I keep getting mail for my brother’s ex-wife for the same reason, who I barely knew and haven’t seen since I was in college.

My mother has an unusual last name, through marriage. She keeps getting mail for a “Linda ___” at her address, but no one has any idea in the world who she is. Mostly junk mail, and it seems Linda was in the military, but there are no addresses, phone numbers, or any other way to track down the mysterious “Linda”.

Linda, if you’re out there, your mail is in a box on mom’s back porch.

Is your mom seriously saving junk mail for someone she doesn’t even know?

Legitimate mail should be returned to sender.

You can mark it “RTS - ANK” for “Return to Sender - Addressee Not Known” and it won’t come back.

I still get mail for someone I rented a room to 18 years ago.
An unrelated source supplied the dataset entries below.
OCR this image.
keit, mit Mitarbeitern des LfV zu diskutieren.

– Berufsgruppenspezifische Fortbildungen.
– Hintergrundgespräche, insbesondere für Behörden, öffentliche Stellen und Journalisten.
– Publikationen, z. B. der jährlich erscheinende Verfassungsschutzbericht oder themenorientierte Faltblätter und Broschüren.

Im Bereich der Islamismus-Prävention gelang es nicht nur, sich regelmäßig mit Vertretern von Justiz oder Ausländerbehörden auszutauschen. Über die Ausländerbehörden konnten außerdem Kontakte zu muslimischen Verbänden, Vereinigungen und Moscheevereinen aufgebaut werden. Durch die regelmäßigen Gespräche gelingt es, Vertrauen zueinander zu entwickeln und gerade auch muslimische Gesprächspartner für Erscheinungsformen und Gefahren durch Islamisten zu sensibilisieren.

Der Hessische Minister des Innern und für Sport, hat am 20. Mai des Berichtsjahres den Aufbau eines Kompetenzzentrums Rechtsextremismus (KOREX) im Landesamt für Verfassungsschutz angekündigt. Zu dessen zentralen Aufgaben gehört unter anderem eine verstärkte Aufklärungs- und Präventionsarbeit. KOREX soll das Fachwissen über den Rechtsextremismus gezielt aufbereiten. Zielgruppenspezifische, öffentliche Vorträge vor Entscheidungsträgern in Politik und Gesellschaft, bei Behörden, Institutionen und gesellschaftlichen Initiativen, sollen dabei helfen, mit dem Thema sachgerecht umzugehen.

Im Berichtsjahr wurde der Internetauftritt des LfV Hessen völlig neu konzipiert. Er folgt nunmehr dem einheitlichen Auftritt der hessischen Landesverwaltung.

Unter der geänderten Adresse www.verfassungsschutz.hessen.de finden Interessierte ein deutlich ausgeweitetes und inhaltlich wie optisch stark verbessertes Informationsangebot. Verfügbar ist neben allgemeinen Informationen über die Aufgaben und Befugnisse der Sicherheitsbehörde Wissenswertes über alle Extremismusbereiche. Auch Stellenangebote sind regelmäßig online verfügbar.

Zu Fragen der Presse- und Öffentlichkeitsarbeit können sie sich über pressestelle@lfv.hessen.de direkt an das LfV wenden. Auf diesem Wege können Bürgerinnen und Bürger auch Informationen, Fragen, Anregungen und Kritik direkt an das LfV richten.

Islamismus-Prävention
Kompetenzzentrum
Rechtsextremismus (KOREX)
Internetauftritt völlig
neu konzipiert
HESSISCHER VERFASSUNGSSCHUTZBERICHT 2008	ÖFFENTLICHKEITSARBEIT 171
He moved out, changed addresses a couple times, and died a few years later.

Getting dead peoples mail is just… strange.

My dad died nine years ago and I still occasionally get mail for him. Doesn’t bother me.

It’s mostly junk mail from the same three or four organizations, plus his alumni magazine. I deliberately did not let his alma mater know he died. It’s not that I read the magazine; it’s just that I want to see if someday they’ll try to contact him as the oldest living (as far as they know) alumnus.

I sometimes get my brother’s mail because he committed identity theft against be about 11 years ago (it wasn’t a popular term then). So now my credit history has a shared, common address with him from back then (and I’m tired of refuting it on my credit history; it keeps coming back). Therefore the collection agencies somehow know that someone with my last name lives at my current address, and they send his collection notices to me. Well, knowing my brother, I’m just assuming that they’re collection notices (I throw out nearly 100% of all of my mail unopened, which includes absolutely 100% of his).

Quite frankly, I wish I could just opt out of mail delivery completely.

Edit: also, at least his crap doesn’t show up on my credit report, so I no longer care about fighting over false previous addresses.

If you really don’t read the alumni magazine, you probably shouldn’t bother. They’d probably run his name through the Social Security Death Index long before it gets to that point.

Holy buzzkill, Batman.

I sometimes get a letter from a charity addressed to my deceased m-i-l - 24 years ago! - c/o our address (had her mail forwarded to us after her death for a while). My dead m-i-l gets more mail than I do, sometimes.

People, you can contact the senders and ask them to take these names and addresses off their mailing lists. Really. They don’t want to waste materials and labor and postage sending stuff to people that aren’t there.